# Neue Verbindung zur Klimabaumallee: Diespecker Weg zum Judenfriedhof ist fertig
In Diespeck ist ein weiteres Stück der Klimabaumallee nun offiziell komplett: Der Weg entlang der Baumreihe bis zur großen Schaukel am Waldrand und hin zum angrenzenden Judenfriedhof wurde fertiggestellt. Damit ist die letzte Lücke geschlossen – sehr zur Freude von Bürgermeister Markus Helmreich, der die neue Strecke gemeinsam mit dem Bauhof präsentierte.
Die Arbeiten wurden vollständig von den Mitarbeitern des Diespecker Bauhofs erledigt.
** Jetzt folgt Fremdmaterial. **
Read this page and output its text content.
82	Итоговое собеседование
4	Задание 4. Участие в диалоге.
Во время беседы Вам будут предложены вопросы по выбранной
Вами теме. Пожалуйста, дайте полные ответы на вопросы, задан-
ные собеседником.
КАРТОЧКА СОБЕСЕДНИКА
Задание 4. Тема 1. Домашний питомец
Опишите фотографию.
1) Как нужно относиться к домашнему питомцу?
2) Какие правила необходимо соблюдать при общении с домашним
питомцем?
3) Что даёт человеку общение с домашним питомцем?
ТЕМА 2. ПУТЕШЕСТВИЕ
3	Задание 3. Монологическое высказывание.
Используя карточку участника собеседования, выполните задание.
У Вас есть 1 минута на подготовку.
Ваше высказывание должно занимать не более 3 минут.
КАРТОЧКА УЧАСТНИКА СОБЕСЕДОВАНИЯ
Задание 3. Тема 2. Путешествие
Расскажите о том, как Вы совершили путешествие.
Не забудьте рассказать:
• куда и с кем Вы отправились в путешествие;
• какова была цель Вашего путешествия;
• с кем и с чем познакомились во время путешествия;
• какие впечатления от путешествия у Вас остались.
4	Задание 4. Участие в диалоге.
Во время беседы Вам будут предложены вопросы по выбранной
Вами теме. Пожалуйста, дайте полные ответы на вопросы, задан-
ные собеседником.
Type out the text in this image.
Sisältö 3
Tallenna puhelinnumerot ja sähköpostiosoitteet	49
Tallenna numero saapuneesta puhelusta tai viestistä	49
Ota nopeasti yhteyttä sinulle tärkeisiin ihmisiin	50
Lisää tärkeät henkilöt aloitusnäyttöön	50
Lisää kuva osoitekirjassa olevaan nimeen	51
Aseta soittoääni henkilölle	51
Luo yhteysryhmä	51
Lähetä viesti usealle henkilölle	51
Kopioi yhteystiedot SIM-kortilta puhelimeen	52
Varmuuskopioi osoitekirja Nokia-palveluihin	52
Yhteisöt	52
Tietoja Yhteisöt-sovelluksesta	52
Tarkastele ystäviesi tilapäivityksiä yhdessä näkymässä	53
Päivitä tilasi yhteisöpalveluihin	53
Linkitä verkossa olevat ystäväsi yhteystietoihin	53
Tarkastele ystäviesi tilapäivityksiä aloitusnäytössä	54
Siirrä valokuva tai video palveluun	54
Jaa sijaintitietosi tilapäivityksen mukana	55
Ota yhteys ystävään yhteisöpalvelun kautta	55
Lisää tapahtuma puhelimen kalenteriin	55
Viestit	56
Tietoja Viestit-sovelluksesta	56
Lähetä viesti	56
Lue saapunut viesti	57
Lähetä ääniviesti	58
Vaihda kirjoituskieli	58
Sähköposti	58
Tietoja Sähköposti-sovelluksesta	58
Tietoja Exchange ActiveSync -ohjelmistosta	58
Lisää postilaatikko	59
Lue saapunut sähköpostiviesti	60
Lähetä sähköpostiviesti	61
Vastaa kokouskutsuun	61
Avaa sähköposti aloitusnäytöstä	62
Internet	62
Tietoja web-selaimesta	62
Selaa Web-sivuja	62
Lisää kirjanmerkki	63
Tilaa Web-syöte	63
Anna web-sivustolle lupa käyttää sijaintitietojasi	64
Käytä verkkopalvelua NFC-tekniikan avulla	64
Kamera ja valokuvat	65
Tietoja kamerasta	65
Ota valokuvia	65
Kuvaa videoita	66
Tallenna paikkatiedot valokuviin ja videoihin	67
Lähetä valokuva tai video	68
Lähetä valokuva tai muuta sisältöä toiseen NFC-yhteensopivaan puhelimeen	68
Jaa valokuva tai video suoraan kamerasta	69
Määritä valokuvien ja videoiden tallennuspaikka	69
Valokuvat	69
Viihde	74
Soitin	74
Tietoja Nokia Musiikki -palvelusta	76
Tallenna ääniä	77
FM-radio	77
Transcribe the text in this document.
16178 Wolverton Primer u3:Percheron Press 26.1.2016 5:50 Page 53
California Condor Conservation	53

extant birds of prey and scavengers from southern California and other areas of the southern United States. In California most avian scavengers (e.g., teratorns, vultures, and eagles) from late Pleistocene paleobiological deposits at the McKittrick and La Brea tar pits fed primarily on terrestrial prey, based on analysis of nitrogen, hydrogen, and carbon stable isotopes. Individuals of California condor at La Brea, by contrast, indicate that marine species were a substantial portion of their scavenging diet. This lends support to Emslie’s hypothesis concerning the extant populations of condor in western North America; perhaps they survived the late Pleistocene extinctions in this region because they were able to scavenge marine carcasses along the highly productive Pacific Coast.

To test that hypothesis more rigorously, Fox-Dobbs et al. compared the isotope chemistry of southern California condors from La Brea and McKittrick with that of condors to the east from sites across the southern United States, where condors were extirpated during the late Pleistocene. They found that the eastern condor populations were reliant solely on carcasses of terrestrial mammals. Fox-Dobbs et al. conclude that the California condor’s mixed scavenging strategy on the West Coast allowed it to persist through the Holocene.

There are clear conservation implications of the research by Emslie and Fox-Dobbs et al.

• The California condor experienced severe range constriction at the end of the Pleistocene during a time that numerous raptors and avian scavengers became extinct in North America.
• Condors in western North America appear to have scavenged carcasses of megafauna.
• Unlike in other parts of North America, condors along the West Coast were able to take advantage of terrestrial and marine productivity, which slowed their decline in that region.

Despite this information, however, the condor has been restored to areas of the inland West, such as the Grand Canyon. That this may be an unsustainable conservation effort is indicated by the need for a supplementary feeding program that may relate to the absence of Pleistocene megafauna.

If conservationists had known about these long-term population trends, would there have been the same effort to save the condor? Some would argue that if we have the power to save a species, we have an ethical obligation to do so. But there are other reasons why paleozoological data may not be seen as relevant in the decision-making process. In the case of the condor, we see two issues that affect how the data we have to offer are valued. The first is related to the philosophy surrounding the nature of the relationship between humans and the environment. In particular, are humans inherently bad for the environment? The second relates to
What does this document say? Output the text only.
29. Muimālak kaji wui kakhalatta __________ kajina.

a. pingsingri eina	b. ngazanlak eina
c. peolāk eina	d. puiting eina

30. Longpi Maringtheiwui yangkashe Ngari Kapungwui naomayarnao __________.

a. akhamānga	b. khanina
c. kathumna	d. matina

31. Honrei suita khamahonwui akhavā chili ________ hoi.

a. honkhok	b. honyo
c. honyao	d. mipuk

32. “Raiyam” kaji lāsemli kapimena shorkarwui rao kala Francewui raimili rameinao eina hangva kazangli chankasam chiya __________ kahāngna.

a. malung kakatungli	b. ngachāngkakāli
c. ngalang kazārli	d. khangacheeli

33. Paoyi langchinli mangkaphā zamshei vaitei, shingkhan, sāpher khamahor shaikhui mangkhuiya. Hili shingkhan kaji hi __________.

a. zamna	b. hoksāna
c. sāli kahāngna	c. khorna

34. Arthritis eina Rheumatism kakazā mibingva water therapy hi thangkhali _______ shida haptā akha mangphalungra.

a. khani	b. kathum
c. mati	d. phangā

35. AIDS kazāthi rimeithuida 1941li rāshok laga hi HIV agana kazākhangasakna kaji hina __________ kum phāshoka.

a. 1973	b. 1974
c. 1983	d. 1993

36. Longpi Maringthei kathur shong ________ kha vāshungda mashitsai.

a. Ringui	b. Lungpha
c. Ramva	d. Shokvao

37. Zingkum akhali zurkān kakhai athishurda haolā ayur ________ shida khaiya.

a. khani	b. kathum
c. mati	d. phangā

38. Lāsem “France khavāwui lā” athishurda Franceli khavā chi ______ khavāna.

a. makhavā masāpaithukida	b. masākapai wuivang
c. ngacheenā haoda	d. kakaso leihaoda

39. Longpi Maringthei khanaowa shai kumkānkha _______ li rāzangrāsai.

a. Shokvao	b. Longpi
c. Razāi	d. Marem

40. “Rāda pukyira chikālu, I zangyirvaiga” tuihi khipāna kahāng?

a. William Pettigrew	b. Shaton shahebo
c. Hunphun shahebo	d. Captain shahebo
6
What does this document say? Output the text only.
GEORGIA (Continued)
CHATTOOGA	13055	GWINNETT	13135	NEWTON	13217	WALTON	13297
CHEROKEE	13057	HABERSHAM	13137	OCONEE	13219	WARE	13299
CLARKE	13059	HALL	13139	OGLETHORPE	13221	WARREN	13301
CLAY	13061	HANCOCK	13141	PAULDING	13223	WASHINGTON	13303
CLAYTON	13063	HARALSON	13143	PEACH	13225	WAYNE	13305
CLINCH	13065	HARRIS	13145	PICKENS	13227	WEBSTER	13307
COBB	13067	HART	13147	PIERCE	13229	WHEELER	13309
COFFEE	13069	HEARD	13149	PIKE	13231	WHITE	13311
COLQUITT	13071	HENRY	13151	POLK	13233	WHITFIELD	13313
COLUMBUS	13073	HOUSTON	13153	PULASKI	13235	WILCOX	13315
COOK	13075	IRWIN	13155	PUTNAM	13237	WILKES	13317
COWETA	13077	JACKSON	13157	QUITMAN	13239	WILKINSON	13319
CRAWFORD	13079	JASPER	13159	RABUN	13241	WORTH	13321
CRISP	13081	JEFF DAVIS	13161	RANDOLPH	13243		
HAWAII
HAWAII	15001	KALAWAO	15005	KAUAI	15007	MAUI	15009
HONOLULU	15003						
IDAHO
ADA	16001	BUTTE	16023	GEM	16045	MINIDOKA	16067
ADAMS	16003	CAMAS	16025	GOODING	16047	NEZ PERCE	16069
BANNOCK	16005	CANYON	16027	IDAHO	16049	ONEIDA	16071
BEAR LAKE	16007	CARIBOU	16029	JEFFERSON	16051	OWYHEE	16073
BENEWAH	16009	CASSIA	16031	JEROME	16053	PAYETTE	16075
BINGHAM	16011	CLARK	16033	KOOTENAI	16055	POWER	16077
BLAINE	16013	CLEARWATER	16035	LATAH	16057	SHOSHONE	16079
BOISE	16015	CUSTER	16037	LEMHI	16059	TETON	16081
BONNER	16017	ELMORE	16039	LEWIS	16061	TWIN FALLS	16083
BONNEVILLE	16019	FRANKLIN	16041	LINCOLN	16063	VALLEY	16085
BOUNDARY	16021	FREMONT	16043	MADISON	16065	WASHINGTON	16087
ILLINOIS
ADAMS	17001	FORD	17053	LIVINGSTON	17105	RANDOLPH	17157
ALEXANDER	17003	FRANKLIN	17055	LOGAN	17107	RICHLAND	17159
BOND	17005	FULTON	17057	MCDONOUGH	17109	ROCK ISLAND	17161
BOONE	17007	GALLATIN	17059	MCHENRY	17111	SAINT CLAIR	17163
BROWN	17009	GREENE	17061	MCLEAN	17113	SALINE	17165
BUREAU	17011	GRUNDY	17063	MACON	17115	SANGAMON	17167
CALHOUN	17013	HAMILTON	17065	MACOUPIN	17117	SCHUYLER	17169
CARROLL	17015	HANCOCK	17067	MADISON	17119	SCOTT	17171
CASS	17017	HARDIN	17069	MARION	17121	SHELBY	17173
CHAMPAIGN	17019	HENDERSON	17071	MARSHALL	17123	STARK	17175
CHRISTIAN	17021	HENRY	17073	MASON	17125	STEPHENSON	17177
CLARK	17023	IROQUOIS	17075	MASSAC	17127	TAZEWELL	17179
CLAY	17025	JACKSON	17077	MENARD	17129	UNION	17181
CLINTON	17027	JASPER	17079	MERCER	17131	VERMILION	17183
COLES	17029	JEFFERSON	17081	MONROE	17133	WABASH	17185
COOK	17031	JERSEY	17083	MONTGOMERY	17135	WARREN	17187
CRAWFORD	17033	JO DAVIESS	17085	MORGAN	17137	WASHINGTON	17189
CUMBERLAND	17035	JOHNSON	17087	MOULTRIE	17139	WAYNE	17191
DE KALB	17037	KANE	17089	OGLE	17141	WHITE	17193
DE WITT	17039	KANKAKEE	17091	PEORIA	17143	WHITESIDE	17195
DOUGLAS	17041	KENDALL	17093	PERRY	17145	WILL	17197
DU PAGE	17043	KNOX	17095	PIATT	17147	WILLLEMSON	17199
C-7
Damit konnte die Gemeinde auf Fremdfirmen verzichten und den letzten Abschnitt in Eigenleistung umsetzen. Helmreich zeigte sich stolz auf das Team und betonte, dass sich die gute Ausstattung des Bauhofs hier einmal mehr bezahlt gemacht habe.
Die Klimabaumallee selbst war bereits vor einigen Jahren als größeres Gemeindevorhaben entstanden. Oberhalb des Bikeparks wurden Bäume gepflanzt, dazu kamen eine Bank zum Verweilen und ein Infotafel-Schild über die Baumarten. Möglich wurde das damals durch Leader-Fördermittel der Europäischen Union in Höhe von rund 50.000 Euro.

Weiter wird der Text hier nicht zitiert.